I moved back home after college. While I thought of myself as an adult, I fell into the pattern of being a daughter again and my mother reverted to mothering me. Luckily, we found ways to share space while respecting each other’s autonomy. I began to appreciate just how much my mother had sacrificed for me and I came to understand what my role would be as she aged.
Within three years of returning home, I left the nest for good and moved to the other side of the country. My contact with my mother consisted of weekly phone calls and occasional letters. She settled into life in a small town in Wisconsin, worked for the local Red Cross, and connected with friends and family. I settled into life in San Francisco, got a career, and eventually moved in with my husband.
As adults, my mother and I had to re-negotiate our relationship several times. I had to come to terms with how deeply enmeshed I was with her, and she had to come to terms with my choice of a husband and my living so far away. We had periods of conflict and periods of admiration and respect. She never pushed for grandchildren, although I suspect she would have delighted in being a grandmother.
Her health declined as she aged, as did her memory. We went through the challenge of taking away her driving privileges, of supporting her financially and keeping her in the family home as long as possible. My mother had an extraordinary gift of attracting people who delighted in supporting and caring for her. One of these wonderful people had been keeping a close eye on her daily. He finally called me and said, “It’s time for your mother to move into assisted living.”

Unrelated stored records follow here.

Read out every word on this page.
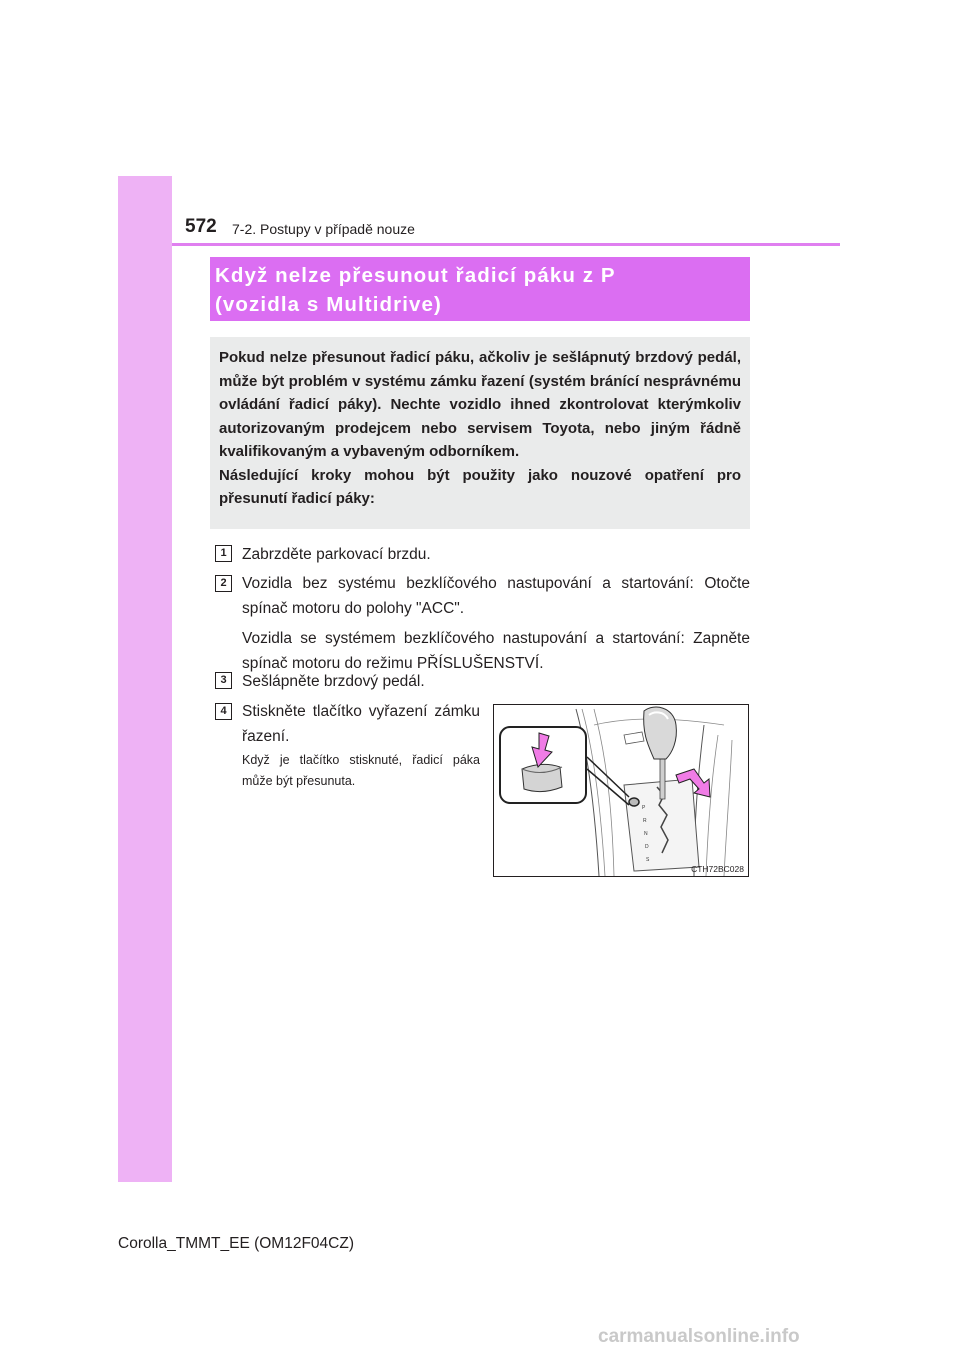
572 7-2. Postupy v případě nouze
Když nelze přesunout řadicí páku z P
(vozidla s Multidrive)

Pokud nelze přesunout řadicí páku, ačkoliv je sešlápnutý brzdový pedál, může být problém v systému zámku řazení (systém bránící nesprávnému ovládání řadicí páky). Nechte vozidlo ihned zkontrolovat kterýmkoliv autorizovaným prodejcem nebo servisem Toyota, nebo jiným řádně kvalifikovaným a vybaveným odborníkem.

Následující kroky mohou být použity jako nouzové opatření pro přesunutí řadicí páky:

1 Zabrzděte parkovací brzdu.
2 Vozidla bez systému bezklíčového nastupování a startování: Otočte spínač motoru do polohy "ACC".
Vozidla se systémem bezklíčového nastupování a startování: Zapněte spínač motoru do režimu PŘÍSLUŠENSTVÍ.
3 Sešlápněte brzdový pedál.
4 Stiskněte tlačítko vyřazení zámku řazení.
Když je tlačítko stisknuté, řadicí páka může být přesunuta.
P
R
N
D
S
CTH72BC028
Corolla_TMMT_EE (OM12F04CZ)
carmanualsonline.info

We were able to accomplish this quickly, but at a high price for my mother. She had to give up the family home, her beloved cats, and her independence. She went into a profound depression for two years. Yet, she adapted to this last challenge in her life, making friends at the assisted living center and making the best of her circumstances.
She eventually needed to be moved into a skilled nursing level of care. After this move, our relationship was one of my calling and speaking to her briefly, then speaking with her nurses about medications and quality of life. She became the person we talked about instead of talked to. Our face-to-face visits were less frequent, and our leave takings more intense, having to admit that each might be the last.
I was able to be with her at the end. I am not sure what her level of awareness was, but I was clear that my role was to be both witness to her life and sentinel in her death.
She has been gone for 11 years now. She remains present with me in memory and through pictures, letters, and keepsakes that are alive with her spirit. I have come to terms with who she was, who I wanted her to be, and who she was capable of being. This is the legacy that nurtures me now.